Williams completed only 58.1 percent of his passes last season. For a quarterback with his arm talent and draft pedigree, that number sits squarely in the “needs work” zone. And according to ESPN’s Seth Walder, it might be the single biggest thing holding the Bears back from becoming a real contender.
The accuracy question isn’t going away
Walder actually went further than just calling completion percentage a concern. He pointed to Next Gen Stats data showing Williams ranked dead last among qualifying quarterbacks in both off-target rate and completion percentage over expected. Not near the bottom. Last.
“If he can bring those numbers just to league average, that would result in a big step for him and the offense,” Walder said. “But that’s a big ‘if.'”
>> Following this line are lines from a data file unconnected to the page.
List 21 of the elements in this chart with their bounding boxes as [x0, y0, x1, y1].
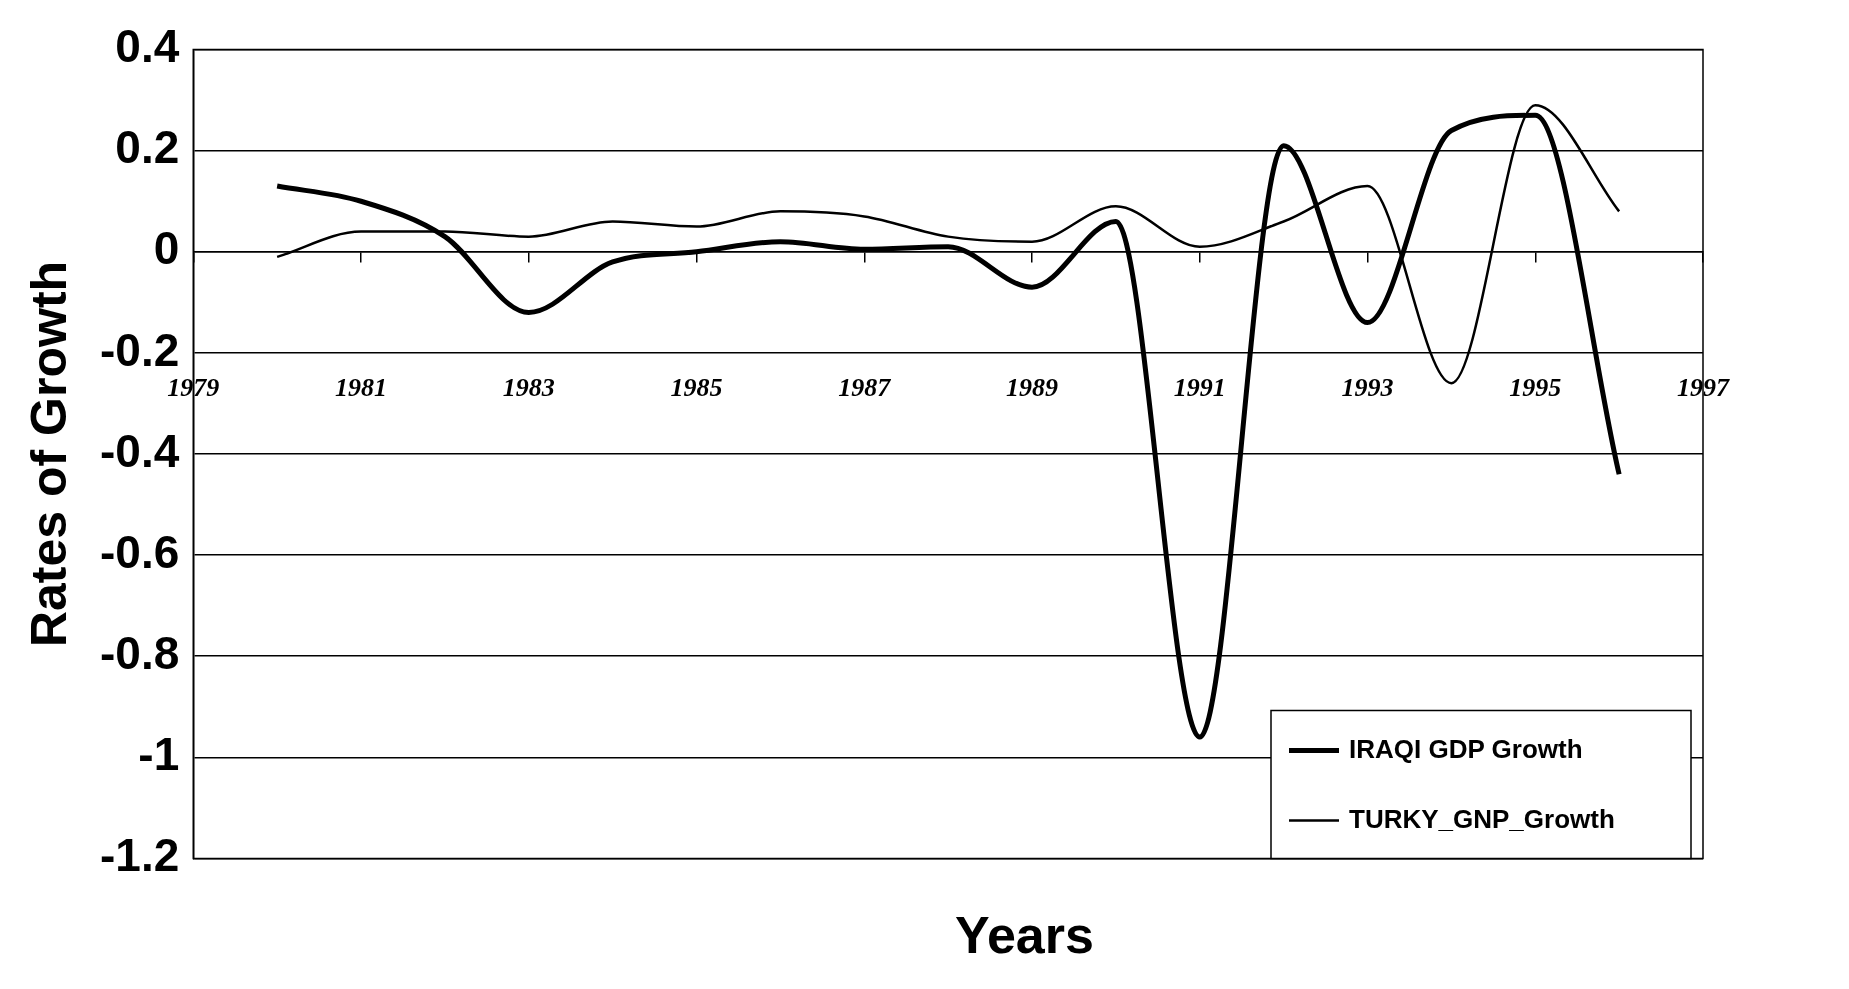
x-tick-label: 1991: [1173, 373, 1226, 403]
y-tick-label: -0.8: [100, 626, 180, 679]
legend-label: TURKY_GNP_Growth: [1349, 803, 1615, 834]
x-tick-label: 1983: [502, 373, 555, 403]
y-tick-label: -1: [138, 727, 180, 780]
y-axis-title: Rates of Growth: [20, 260, 77, 648]
x-tick-label: 1987: [838, 373, 892, 403]
y-tick-label: -1.2: [100, 829, 180, 882]
y-tick-label: 0: [153, 222, 180, 275]
x-axis-title: Years: [954, 905, 1095, 966]
y-tick-label: -0.4: [100, 424, 180, 477]
x-tick-label: 1995: [1509, 373, 1562, 403]
y-tick-label: 0.4: [115, 20, 180, 73]
x-tick-label: 1985: [670, 373, 723, 403]
x-tick-label: 1989: [1006, 373, 1059, 403]
y-tick-label: 0.2: [115, 121, 180, 174]
y-tick-label: -0.6: [100, 525, 180, 578]
x-tick-label: 1981: [335, 373, 388, 403]
legend-label: IRAQI GDP Growth: [1349, 733, 1583, 764]
y-tick-label: -0.2: [100, 323, 180, 376]
x-tick-label: 1993: [1341, 373, 1394, 403]
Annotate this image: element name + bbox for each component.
That’s the kind of analysis that stings because it’s real. Williams makes circus throws look routine. He extends plays like a magician. But the routine throws? The ones that need to hit a receiver in stride on a simple curl route? Those are where he’s leaving meat on the bone.
What a jump to average looks like
Here’s the thing — Walder isn’t asking Williams to become Patrick Mahomes. He’s asking him to just be league average on easy stuff. If Williams cleans up those missed throws, his raw production could jump significantly without any change to his style or physical tools.
The Bears won 11 games last season largely on defense and timely runs. They didn’t get peak quarterback play for most of that campaign. Chicago gave up minimal pressure at times and still couldn’t cash in on some of the easier throws the scheme created. That has to be a focus this offseason.
Williams himself has talked about getting sharper mechanically and building more trust with his receivers. The Bears front office clearly believes in him — they’ve invested heavily in the offensive line and skill positions around him. But the onus is on the quarterback to make the simple throws look simple.
No one doubts he has the arm. The question is whether he has the discipline. And that’s a 2026 training camp question the Bears need answered before they can make any real noise in the NFC.